By John Curley
Mark Perry of the British punk fanzine Sniffin’ Glue very famously wrote in 1977 that “Punk died the day The Clash signed to CBS.” Whether or not Perry’s opinion is true could be the subject of a serious (and lengthy) debate. But if The Clash had not emerged from the straightjacket of punk, there is no way that their masterpiece—the “London Calling” album—would exist.
Produced by Guy Stevens and recorded in 1979, “London Calling” was released in December 1979 in the UK and January 1980 in America. Given the 1979 UK release date, there was some controversy when Rolling Stone named “London Calling” as the best album of the 1980s. The release date brouhaha aside, “London Calling” was a most appropriate choice for album of the decade. The genres featured on the album include rock, rockabilly, jazz, ska, reggae, power pop, and punk. The album showcased the maturation in the songwriting of Joe Strummer and Mick Jones.

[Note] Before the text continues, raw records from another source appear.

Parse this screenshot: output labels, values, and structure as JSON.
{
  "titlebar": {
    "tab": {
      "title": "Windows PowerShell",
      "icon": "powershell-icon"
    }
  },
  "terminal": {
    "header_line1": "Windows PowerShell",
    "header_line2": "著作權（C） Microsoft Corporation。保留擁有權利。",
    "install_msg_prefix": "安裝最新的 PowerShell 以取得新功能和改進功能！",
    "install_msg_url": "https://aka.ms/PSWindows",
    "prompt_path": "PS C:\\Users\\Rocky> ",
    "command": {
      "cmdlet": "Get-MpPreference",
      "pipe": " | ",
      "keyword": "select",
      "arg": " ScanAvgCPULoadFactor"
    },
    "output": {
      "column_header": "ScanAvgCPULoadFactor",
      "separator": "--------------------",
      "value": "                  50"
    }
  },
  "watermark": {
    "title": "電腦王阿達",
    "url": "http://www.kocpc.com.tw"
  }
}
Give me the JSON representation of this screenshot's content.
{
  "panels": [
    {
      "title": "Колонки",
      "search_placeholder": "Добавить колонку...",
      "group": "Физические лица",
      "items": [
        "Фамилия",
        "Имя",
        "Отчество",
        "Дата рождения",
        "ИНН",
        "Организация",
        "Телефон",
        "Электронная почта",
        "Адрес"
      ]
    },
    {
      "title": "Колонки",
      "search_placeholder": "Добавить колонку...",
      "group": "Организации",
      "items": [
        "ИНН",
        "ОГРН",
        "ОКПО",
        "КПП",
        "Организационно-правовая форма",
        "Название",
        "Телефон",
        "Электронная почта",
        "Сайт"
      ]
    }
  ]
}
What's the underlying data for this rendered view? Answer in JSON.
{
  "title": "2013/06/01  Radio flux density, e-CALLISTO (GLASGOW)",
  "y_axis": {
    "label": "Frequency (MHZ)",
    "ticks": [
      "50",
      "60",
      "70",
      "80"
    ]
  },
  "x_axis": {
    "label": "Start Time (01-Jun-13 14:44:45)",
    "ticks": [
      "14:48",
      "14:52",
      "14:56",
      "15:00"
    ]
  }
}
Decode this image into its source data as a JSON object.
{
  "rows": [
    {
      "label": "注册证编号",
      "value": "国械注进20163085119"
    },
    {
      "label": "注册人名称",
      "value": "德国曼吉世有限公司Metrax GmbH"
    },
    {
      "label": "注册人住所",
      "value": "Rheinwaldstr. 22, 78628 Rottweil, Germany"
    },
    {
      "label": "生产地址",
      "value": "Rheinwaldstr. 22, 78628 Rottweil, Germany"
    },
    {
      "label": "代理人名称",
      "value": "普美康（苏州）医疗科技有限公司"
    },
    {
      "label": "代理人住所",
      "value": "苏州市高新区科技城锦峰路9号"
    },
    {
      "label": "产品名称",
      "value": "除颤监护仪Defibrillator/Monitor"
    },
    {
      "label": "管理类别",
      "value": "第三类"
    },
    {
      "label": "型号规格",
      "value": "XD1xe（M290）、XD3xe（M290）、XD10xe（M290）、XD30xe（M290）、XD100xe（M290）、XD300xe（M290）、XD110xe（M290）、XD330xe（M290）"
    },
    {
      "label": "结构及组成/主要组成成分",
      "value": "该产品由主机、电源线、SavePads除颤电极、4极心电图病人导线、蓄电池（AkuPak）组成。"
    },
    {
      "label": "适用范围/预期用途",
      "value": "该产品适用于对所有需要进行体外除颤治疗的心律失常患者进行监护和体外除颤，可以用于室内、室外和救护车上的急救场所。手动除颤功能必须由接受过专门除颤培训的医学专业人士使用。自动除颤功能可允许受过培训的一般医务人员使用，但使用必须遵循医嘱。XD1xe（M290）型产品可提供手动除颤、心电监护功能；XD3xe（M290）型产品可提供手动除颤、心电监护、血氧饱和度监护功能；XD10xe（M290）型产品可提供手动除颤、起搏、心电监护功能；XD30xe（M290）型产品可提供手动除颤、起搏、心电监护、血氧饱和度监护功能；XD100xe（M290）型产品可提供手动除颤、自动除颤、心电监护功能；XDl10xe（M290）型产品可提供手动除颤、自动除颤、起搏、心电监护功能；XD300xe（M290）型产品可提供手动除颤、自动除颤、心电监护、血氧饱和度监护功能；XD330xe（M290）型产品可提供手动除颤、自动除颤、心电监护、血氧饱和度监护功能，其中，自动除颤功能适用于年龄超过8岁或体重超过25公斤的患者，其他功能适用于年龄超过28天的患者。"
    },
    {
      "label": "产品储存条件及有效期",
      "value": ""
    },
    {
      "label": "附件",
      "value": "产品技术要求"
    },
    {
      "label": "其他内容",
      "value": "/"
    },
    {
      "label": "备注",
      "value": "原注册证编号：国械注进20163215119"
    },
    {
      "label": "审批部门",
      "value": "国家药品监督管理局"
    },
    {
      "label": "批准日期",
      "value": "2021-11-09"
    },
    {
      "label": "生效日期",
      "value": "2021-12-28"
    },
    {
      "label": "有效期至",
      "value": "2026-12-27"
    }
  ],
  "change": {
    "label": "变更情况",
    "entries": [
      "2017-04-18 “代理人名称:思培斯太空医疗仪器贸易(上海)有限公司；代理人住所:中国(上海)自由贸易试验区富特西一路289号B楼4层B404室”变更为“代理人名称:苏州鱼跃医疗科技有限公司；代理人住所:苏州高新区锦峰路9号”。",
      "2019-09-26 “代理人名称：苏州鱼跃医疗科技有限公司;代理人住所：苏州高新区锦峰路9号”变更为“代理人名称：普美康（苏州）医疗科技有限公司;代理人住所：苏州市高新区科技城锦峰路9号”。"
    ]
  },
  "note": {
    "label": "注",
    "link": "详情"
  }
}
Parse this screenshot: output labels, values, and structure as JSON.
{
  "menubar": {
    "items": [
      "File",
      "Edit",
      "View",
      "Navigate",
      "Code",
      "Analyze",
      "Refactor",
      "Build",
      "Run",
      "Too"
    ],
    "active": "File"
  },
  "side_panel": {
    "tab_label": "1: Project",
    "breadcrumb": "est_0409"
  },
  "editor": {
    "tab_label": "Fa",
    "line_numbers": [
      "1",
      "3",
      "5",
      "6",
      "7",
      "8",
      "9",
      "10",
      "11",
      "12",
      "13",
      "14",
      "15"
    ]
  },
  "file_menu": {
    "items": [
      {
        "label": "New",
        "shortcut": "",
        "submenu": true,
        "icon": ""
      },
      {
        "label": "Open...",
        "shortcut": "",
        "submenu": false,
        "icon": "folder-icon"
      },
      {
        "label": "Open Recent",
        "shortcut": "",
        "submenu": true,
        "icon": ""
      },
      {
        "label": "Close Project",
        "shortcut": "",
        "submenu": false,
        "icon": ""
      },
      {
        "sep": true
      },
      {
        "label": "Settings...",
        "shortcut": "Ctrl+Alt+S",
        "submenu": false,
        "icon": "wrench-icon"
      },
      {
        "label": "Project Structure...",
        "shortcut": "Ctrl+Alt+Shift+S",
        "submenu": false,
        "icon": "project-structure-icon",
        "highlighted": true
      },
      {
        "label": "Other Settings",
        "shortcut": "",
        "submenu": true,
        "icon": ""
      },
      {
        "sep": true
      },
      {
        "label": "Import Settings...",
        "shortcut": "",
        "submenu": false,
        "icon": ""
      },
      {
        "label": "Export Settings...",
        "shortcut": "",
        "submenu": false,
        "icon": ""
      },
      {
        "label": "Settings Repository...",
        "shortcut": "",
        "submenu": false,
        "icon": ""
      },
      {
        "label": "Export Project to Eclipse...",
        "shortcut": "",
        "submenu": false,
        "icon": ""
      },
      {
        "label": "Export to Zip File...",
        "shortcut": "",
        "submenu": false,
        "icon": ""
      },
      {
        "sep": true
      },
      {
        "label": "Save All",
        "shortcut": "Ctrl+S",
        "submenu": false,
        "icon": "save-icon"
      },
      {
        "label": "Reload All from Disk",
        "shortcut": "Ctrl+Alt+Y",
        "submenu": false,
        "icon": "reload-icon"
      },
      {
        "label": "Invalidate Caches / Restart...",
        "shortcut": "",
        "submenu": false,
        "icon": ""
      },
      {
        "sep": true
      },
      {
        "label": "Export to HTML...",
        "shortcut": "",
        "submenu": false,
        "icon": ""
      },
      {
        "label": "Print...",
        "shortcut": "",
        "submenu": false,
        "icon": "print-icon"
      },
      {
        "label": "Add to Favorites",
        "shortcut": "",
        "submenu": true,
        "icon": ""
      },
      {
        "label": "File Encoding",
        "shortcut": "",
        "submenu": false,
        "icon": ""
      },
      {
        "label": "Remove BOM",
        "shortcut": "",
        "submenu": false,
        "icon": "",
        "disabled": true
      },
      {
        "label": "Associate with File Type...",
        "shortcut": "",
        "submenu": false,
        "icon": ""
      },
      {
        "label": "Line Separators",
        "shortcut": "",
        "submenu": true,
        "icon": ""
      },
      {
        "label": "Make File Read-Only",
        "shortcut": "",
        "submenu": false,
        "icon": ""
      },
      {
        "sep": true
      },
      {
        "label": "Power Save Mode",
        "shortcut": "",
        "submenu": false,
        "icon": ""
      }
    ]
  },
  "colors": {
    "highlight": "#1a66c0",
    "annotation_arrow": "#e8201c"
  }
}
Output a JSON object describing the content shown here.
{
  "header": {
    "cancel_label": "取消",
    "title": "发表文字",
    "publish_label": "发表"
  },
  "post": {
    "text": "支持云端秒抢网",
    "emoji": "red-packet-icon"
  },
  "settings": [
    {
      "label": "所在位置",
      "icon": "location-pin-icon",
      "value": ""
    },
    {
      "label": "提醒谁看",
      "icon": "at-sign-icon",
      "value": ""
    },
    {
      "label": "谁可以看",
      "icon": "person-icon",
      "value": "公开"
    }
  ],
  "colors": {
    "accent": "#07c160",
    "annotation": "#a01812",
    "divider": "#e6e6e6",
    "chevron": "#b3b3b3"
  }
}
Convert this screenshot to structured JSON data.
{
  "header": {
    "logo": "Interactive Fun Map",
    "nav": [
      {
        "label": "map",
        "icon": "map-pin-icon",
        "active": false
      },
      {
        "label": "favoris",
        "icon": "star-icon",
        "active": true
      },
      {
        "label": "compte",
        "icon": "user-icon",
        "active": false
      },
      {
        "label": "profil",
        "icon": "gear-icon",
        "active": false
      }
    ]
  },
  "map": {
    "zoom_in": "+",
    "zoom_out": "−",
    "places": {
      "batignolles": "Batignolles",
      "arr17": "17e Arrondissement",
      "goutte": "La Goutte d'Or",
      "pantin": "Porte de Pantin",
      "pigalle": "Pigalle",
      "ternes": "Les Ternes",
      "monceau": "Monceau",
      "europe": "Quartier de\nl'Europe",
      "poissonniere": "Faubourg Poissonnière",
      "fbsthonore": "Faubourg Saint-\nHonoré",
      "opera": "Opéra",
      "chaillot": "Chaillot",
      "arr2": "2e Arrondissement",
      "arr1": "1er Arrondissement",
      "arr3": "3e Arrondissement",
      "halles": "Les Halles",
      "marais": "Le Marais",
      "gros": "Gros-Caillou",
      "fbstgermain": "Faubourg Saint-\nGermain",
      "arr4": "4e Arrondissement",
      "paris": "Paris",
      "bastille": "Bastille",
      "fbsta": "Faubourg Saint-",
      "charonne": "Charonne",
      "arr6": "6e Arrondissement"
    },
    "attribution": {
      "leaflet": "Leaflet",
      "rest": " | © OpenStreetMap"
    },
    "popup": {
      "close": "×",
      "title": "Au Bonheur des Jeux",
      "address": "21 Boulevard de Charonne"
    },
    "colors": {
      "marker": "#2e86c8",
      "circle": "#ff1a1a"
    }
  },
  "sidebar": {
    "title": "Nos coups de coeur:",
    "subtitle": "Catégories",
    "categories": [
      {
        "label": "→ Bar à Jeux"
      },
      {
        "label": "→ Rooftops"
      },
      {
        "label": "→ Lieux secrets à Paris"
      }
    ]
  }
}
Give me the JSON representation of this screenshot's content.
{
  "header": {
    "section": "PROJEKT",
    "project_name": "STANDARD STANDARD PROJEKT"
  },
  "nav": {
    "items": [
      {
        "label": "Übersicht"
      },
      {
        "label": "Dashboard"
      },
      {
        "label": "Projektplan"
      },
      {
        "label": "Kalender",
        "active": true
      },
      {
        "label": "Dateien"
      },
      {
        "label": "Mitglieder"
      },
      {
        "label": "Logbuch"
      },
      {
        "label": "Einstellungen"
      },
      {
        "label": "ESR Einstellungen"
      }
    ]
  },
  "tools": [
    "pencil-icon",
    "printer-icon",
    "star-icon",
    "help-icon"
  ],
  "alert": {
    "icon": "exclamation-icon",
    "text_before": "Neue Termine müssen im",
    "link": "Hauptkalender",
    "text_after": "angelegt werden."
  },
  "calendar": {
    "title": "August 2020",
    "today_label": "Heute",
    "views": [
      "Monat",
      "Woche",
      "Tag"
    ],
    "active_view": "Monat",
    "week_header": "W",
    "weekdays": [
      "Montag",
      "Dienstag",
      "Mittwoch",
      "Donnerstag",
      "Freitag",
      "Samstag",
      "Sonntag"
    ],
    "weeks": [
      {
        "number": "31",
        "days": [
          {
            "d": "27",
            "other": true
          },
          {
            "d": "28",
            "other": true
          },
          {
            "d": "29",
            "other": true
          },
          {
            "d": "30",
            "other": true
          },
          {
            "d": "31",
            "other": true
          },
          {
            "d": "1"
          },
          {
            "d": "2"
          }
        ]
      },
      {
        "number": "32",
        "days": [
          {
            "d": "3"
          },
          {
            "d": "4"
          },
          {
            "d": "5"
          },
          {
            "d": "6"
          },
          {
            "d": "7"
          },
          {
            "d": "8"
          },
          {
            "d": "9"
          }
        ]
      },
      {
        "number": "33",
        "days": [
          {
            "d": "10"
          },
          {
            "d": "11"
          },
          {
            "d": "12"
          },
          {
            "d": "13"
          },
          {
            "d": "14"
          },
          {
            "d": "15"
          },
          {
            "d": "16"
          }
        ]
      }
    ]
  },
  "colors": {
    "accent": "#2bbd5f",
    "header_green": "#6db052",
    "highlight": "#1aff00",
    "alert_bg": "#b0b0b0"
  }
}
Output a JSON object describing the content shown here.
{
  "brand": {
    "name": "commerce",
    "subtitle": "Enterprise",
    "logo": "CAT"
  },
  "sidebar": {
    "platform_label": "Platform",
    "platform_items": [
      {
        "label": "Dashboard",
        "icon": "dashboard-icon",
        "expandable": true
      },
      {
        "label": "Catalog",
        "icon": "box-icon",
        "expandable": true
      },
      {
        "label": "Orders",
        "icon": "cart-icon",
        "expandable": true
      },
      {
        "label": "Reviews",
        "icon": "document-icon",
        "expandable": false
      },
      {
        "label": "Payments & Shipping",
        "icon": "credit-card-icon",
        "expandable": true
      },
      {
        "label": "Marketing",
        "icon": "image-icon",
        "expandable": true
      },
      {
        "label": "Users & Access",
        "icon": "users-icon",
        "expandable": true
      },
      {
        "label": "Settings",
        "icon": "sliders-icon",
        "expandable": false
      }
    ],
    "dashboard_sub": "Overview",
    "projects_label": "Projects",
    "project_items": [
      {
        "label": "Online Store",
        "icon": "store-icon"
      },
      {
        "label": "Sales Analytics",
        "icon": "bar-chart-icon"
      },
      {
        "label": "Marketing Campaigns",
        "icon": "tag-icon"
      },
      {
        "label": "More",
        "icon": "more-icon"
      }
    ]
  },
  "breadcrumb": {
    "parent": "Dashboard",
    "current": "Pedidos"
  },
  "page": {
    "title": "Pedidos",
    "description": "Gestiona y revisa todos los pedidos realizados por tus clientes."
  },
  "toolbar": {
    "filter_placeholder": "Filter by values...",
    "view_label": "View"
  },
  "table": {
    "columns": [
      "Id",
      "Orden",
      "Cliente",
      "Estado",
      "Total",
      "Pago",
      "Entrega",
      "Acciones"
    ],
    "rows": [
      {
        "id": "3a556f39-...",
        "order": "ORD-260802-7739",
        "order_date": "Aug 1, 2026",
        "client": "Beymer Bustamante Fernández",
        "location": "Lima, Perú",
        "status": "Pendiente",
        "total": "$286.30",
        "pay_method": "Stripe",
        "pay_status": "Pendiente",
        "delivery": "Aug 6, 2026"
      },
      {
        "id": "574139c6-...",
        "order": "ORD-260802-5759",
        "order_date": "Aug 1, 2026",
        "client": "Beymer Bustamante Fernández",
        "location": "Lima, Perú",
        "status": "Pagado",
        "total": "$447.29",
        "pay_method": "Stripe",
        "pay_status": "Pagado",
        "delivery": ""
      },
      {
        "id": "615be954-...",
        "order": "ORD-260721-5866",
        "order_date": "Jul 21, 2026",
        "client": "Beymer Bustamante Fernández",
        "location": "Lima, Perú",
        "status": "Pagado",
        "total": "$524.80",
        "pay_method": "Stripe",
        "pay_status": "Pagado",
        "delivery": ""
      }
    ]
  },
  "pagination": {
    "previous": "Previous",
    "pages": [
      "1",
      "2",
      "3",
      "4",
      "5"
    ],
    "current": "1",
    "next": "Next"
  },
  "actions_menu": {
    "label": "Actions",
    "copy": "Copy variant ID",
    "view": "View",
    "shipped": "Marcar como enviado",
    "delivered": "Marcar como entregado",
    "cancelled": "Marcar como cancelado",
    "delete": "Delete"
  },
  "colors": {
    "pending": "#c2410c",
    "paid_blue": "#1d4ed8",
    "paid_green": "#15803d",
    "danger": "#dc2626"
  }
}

Kicking off with the incendiary title track, “London Calling” the album draws the listener in immediately. The song “London Calling” is simply one of the best rock tracks ever recorded, and it still gets a good bit of airplay on rock radio today. Besides the title track, “London Calling” includes many of The Clash’s most powerful songs. Among the songs on the album are “Clampdown,” “Rudie Can’t Fail,” “Lost In The Supermarket,” “Death Or Glory,” and “Wrong ‘Em Boyo.” Also featured on the album are the brilliant cover of Vince Taylor’s “Brand New Cadillac,” Paul Simonon’s great composition “The Guns Of Brixton,” and Mick Jones’ power pop offering “Train In Vain.”
Even the “London Calling” album sleeve is spectacular. The pink and green lettering along the left side and bottom of the sleeve copied that of Elvis Presley’s first album. The photo on the sleeve is an incredible shot by photographer Pennie Smith of Paul Simonon smashing his bass at The Palladium in New York City in 1979.
Hearing the album upon its release was a revelation. It made possibility in music seem endless. Listening to the album now, over 30 years after its release, it is almost shocking that it still seems so contemporary. Sure, some of the references are dated (like Three-Mile Island). But the album retains its power to knock your socks off.